They stayed long enough to observe Lily fall into a restless, albeit quieter, sleep. They closed the door behind them and Fidelia squeezed Doralyn’s hand. 

“Have faith in the magic,” Fidelia said. “That’s what you always say.” 

Doralyn smiled for her sister’s sake. Compared to the usual help seekers that called, Lily was an enigma. The cause of her turmoil was nowhere near as readily apparent as Doralyn was used to being able to intuit.

By that evening, Lily still had not spoken. Downstairs, inside the sitting room, the gas lamps cast crooked shadows along the walls. Doralyn stoked the fire with a poker. The logs snapped, sending a fizz of orange sparks up toward the chimney.

“She needs more time to rest,” Fidelia insisted, plying a silk handkerchief with the stab and flow of her needle.

“Her exhaustion runs deeper than the need for sleep,” Doralyn said, anxiety prickling at her fingertips. 

Fidelia stared at her over the rim of her spectacles. She set the hoop down in her lap. “What are you suggesting?” 

“The only tincture that can be used in such a case.” 

Fidelia tossed her sewing aside. Her eyes flared with purpose. “Name it, and I shall prepare it.” 

“She needs belief in magic, blended into a salve. As quickly as you can.”

Doralyn checked the time on the silver filigree pocket watch that had belonged to their grandfather, then replaced it in the hidden pocket of her skirts. It was not yet midnight. If Fidelia’s salve worked, Lily might open up before the day was finished. 

The woman lay asleep in the middle of the bed. Her breath came evenly, but her color had not returned.
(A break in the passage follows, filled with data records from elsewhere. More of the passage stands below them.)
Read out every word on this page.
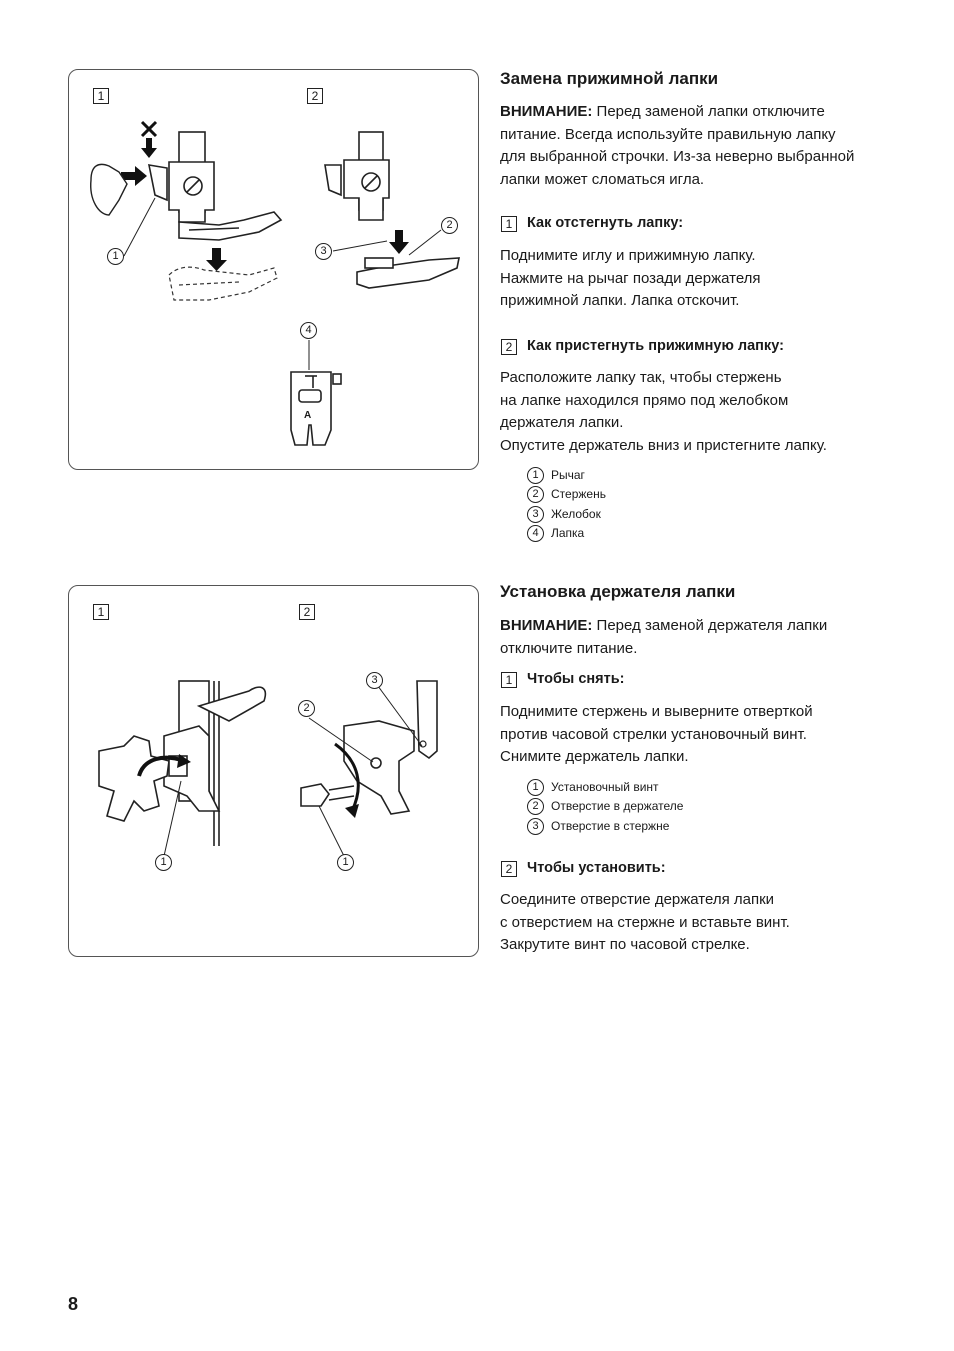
1	2
1
2
3
4
A
Замена прижимной лапки
ВНИМАНИЕ: Перед заменой лапки отключите питание. Всегда используйте правильную лапку для выбранной строчки. Из-за неверно выбранной лапки может сломаться игла.
1	Как отстегнуть лапку:
Поднимите иглу и прижимную лапку.
Нажмите на рычаг позади держателя
прижимной лапки. Лапка отскочит.
2	Как пристегнуть прижимную лапку:
Расположите лапку так, чтобы стержень
на лапке находился прямо под желобком
держателя лапки.
Опустите держатель вниз и пристегните лапку.
1	Рычаг
2	Стержень
3	Желобок
4	Лапка
1	2
1	1
2
3
Установка держателя лапки
ВНИМАНИЕ: Перед заменой держателя лапки отключите питание.
1	Чтобы снять:
Поднимите стержень и выверните отверткой
против часовой стрелки установочный винт.
Снимите держатель лапки.
1	Установочный винт
2	Отверстие в держателе
3	Отверстие в стержне
2	Чтобы установить:
Соедините отверстие держателя лапки
с отверстием на стержне и вставьте винт.
Закрутите винт по часовой стрелке.
8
A waxen pall lent her the air of a fallen statue. 

By her side, Fidelia worked the salve into the pads of Lily’s fingertips, then up each digit, and across the palm. When she finished an application on one hand, she moved over to the next. 

The tinder in the fireplace snapped. A whoosh of sparks followed as the logs rearranged themselves. 

Fidelia was making close inspection of Lily’s fingertips, her brows ruffled. She squinted through her spectacles, a startled noise escaping her throat. “Dora, look at this.”

Doralyn approached the bed. Tiny green spots had appeared on each of the woman’s fingertips, lengthening and writhing underneath the surface of her skin. Small sprouts emerged, their leaves unfurling.

“Our sleeping beauty is a magicienne,” Fidelia whispered.

Lily groaned in her sleep. Sweat beaded her brow, and her body twisted among the sheets. 

With her agitation, the leaflets wilted and shriveled up, then fell from her fingertips, all remnants of them lost to dust within the twisted bedcovers. “…Nowhere to go…” Lily murmured, “…Cursed until I die…” 

Doralyn met Fidelia’s gaze, a thread of concern and hesitation strung taut between them. “You saw what just happened,” Fidelia said. “Another nightmare. Sister, you know what you must do.”

“Dream travel is a violation we swore against a long time ago.” Despite the fire at her back, Doralyn shivered. The hard knot of the pocket watch hung heavy at her waist. 

“She came to us for help,” Fidelia barked. “It was the first word on her lips. Just because she cannot grant you permission does not mean she will reject your presence in her mind. Please, Dora.” 

Doralyn pursed her lips and reached for the pocket watch. She allowed the chain to dangle from her fingers a few inches above Lily’s heart. Then she closed her eyes and spun the watch in slow circles, watching for the pinprick of light that would guide her into Lily’s mind, show her the woman’s dreams, or nightmares, while keeping herself at a distance. An observer, rather than a partaker. 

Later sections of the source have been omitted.